Sid Moffat

Personal information
- Full name: Sidney Hugh Moffat
- Date of birth: 16 September 1910
- Place of birth: Congleton, England
- Date of death: 20 September 1981 (aged 71)
- Place of death: Macclesfield, England
- Height: 5 ft 10 in (1.78 m)
- Position(s): Outside right

Senior career*
- Years: Team / Apps / (Gls)
- 1930–1933: Congleton Town / 21 / (8)
- 1933–1936: Birmingham / 18 / (3)
- 1936–1937: Millwall / 2 / (0)

= Sid Moffat =

English footballer (1910–1981)

Sidney Hugh Moffat (16 September 1910 – 20 September 1981) was an English professional footballer who made 20 appearances in the Football League playing for Birmingham and Millwall. He played as an outside right.

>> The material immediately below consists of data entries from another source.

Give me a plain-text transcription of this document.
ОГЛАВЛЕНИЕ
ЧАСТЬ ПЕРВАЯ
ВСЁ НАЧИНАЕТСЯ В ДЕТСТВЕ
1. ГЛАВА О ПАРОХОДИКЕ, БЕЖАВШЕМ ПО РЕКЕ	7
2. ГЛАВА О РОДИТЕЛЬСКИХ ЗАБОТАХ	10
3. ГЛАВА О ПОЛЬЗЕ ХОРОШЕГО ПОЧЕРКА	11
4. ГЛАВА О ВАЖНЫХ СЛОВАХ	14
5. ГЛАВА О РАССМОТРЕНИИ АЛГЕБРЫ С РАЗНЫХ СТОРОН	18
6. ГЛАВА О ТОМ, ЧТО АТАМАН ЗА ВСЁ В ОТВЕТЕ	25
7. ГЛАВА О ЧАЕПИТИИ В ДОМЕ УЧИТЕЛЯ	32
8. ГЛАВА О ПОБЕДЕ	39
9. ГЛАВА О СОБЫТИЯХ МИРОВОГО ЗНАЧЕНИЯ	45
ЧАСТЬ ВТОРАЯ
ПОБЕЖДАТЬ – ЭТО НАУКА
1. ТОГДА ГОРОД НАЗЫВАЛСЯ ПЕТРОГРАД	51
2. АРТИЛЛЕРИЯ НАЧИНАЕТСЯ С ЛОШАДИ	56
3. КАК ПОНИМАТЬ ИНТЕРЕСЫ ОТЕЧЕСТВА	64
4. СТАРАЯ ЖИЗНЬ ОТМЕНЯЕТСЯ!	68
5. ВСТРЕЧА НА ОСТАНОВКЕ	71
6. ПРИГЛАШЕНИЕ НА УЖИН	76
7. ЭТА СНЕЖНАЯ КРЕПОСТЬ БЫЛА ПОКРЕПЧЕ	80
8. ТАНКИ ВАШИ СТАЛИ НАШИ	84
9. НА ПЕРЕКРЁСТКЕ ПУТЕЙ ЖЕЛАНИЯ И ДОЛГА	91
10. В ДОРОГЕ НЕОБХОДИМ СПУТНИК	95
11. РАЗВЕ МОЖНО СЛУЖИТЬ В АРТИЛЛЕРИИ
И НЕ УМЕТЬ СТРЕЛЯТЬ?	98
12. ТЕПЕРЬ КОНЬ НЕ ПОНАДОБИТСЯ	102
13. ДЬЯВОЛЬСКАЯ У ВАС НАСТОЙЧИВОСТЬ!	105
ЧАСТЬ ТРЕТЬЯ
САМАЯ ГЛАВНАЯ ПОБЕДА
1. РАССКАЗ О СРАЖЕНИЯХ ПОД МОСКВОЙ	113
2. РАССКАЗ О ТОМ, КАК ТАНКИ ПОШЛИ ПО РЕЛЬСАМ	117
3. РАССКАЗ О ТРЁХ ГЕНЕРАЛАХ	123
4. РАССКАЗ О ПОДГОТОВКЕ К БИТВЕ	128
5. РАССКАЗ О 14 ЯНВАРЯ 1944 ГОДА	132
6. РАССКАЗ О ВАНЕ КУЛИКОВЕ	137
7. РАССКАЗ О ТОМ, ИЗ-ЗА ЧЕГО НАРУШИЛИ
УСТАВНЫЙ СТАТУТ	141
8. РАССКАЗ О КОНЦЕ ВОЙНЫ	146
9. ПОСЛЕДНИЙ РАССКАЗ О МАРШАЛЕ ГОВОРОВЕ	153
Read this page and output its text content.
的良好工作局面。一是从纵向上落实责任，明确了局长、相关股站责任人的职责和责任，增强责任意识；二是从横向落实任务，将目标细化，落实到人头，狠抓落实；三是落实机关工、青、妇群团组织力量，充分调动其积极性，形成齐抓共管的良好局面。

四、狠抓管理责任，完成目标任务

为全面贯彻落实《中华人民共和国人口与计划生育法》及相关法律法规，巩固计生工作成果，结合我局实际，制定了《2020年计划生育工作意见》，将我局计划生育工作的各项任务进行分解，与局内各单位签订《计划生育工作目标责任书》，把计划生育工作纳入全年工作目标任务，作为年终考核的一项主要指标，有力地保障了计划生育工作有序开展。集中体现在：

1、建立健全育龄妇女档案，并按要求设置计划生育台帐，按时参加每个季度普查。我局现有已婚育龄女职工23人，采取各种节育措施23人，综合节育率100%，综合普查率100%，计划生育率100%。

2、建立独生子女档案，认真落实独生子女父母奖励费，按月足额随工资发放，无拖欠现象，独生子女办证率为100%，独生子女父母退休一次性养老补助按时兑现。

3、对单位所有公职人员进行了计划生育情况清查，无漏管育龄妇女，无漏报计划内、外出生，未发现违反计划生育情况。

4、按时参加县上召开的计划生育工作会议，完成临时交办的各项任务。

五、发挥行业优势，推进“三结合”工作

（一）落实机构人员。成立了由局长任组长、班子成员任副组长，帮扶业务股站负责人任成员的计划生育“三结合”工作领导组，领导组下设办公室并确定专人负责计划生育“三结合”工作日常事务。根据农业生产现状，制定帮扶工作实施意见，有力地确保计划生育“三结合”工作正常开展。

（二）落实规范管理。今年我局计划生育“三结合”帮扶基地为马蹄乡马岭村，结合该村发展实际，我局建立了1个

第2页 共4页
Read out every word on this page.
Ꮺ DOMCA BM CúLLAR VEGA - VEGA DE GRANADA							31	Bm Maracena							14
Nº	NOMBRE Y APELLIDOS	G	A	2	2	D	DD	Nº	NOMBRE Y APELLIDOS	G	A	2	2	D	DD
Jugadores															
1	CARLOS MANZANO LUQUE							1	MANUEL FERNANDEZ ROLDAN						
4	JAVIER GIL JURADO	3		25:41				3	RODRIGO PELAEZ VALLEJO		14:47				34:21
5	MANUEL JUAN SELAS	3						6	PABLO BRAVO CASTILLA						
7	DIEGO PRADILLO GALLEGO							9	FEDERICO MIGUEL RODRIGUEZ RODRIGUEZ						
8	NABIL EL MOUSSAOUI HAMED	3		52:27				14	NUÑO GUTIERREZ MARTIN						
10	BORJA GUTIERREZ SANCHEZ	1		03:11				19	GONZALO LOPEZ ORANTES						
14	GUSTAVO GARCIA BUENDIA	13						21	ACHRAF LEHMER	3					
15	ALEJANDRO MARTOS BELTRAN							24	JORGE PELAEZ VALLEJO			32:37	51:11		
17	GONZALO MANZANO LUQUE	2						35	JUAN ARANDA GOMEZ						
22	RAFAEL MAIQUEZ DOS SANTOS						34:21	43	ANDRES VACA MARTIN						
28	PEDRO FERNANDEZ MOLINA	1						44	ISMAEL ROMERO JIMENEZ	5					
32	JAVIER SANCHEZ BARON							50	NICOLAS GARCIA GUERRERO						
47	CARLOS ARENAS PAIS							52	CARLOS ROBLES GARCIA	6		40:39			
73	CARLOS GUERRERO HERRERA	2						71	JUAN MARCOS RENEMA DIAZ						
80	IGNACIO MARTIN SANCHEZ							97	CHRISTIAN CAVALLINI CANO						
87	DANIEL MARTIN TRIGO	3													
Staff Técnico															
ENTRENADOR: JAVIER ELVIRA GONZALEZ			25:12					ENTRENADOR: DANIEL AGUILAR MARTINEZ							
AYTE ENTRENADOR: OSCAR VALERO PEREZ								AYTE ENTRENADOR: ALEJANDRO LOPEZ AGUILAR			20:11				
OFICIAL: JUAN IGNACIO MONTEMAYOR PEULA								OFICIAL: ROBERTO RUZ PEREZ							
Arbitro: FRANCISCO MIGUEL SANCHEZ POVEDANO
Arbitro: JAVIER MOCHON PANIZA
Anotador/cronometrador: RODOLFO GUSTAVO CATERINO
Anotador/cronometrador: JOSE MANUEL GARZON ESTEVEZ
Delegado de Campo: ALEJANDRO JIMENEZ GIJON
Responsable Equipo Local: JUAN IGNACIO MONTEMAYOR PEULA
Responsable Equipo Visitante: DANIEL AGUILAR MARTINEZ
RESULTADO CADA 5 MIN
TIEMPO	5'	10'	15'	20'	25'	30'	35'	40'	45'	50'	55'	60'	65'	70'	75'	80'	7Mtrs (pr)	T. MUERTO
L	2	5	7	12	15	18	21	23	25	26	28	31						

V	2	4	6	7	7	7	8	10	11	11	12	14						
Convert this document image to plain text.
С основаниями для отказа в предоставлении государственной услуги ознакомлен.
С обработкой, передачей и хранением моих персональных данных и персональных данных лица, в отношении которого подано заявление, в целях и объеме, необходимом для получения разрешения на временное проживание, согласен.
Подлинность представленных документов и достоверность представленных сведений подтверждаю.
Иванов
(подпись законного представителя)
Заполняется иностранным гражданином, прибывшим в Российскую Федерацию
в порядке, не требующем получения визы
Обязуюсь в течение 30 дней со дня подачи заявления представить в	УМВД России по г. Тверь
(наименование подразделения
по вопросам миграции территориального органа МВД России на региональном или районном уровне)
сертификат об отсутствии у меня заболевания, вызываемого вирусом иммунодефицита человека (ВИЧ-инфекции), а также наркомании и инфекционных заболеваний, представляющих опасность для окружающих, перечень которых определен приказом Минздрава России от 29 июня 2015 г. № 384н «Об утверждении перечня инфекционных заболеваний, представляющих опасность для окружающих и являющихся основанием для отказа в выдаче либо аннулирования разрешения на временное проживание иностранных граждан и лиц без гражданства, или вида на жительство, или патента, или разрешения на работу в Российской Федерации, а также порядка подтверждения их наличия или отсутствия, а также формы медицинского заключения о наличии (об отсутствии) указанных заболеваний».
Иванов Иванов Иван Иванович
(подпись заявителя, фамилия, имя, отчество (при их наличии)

Moffat was born in Congleton, Cheshire, the son of Hugh Moffat, the Burnley, Oldham Athletic and England wing half. He began his football career with Congleton Town before joining First Division club Birmingham in 1933. He opened the scoring on his debut, on 17 March 1934 in a 4–1 defeat at Liverpool, a game in which Birmingham's England international goalkeeper Harry Hibbs was injured after 55 minutes and had to leave the field. Moffat, a pacy player who liked to cut inside and shoot, played regularly for the rest of the 1934–35 season and at the start of the next, but lost his place thereafter. In 1936 he signed for Millwall but failed to settle, playing only twice and leaving at the end of the season.

Moffat died in Macclesfield, Cheshire, in 1981 at the age of 71.